Contemporary Art

Sturtevant: On Repetition and Différence

By Michele Chan

The question posed by Sturtevant’s highly unusual yet fascinating oeuvre is – even today, over half a century after her first Warhol Flowers in 1965 – why?

The appropriationists were really about the loss of originality. And I was about the power of thought.
- Sturtevant

A close friend of Jasper Johns and Robert Rauschenberg, Elaine Sturtevant (known as Sturtevant, to avoid gendered assumptions) made her name by meticulously replicating some of the most iconic works of her generation – Johns’ flags, Beuys’ chairs, Lichtenstein’s comic art and Warhol’s Marilyns, as in the work on offer at the Hong Kong Contemporary Art Evening Auction this Spring.

Through such a mode of creation, Sturtevant challenged the very logic of Pop art, exploring notions of originality and authorship. She has been called the mother of appropriation art – a movement that flourished only later in the 1980s.

Sturtevant disliked the term, however. “The appropriationists were really about the loss of originality,” she explained. “And I was about the power of thought.”

The New York Times observed in 2014: “As a replicator, Ms. Sturtevant was an original. A Sturtevant work is as instantly and uncannily recognizable as a Warhol silk-screen, say, or a Johns flag. But, at the same time, each in its own way is a deliberately inexact likeness of its more famous progenitor.”

Andy Warhol, Marilyn Diptych, 1962, Tate, London. Artwork: © 2019 The Andy Warhol Foundation for the Visual Arts, Inc. / Licensed by DACS, London.

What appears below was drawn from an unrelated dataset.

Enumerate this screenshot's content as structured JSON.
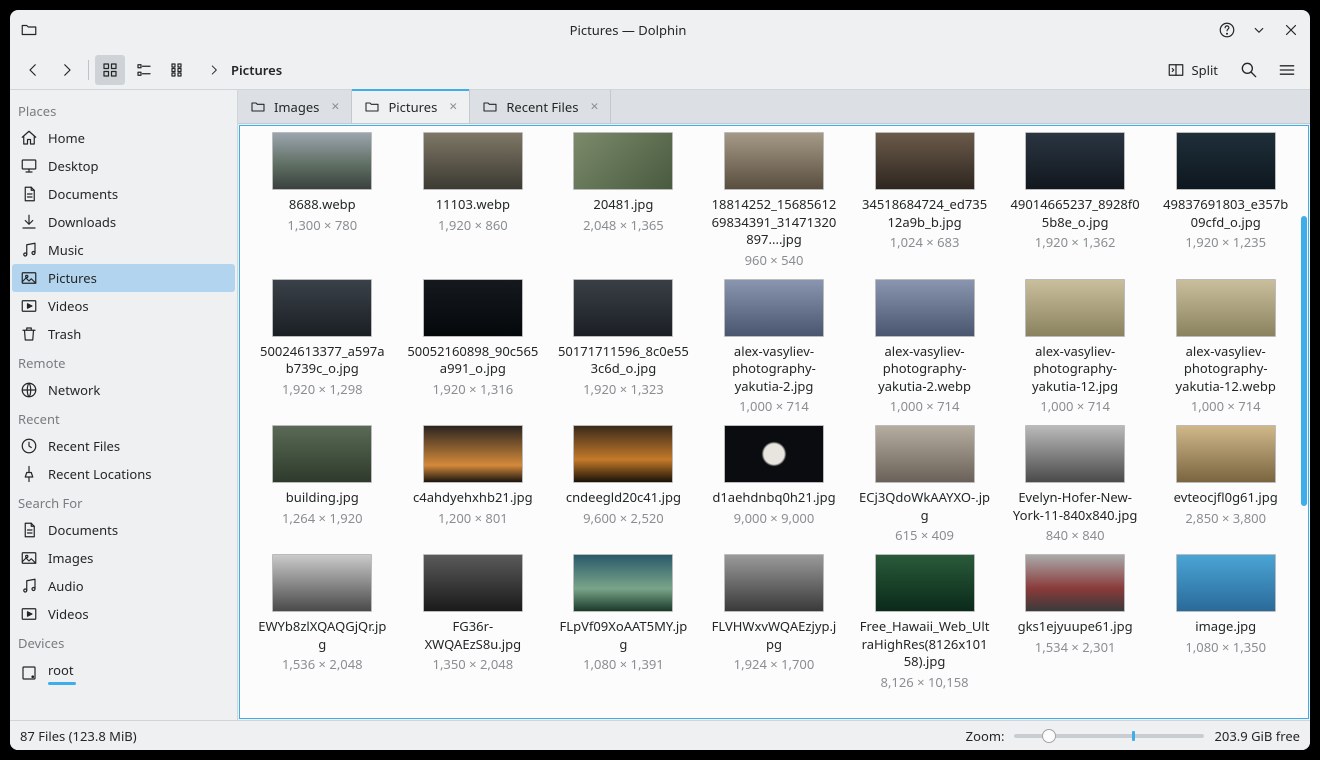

Sturtevant was said to have read Gilles Deleuze’s seminal 1968 text, Différence et repetition, in its original French, with the aid of a dictionary, before it became available in English. At once same and yet different, her work compels viewers to look beyond the surface into what she termed the “under-structure of art”.

Beneath the ‘copy’ is a rigorous study on the action of art itself – not only its making but its circulation, its canonization, and its value. Sturtevant said: “I make reproductions in order to confront, in order to trigger thinking” (the artist cited in Bernard Blistene, ‘Lavel Elaine’, in exh. cat. Frankfurt, Museum für Moderne Kunst, Sturtevant - The Brutal Truth, 2004, p. 36).

Sturtevant, Warhol Diptych, 1973/2004, silkscreen ink and synthetic polymer paint on canvas, Pinault Collection © Estate Sturtevant, Paris

The importance of Sturtevant’s pioneering oeuvre was overlooked for decades. In 2011, she was rightfully awarded the Golden Lion for lifetime achievement at the 54th Venice Biennale in 2011.

Another triumph – one arguably more significant – surfaced in the same year, when her reworking of Lichtenstein’s Crying Girl (1963) sold for USD 710,500 at auction. The ‘original’ lithograph by Lichtenstein sold for only USD 78,400 in 2007.

Peter Eleey, curator of Sturtevant’s major retrospective at the MoMA in 2014, the year of the artist’s death, declared: “She was the first postmodern artist – before the fact – and also the last.”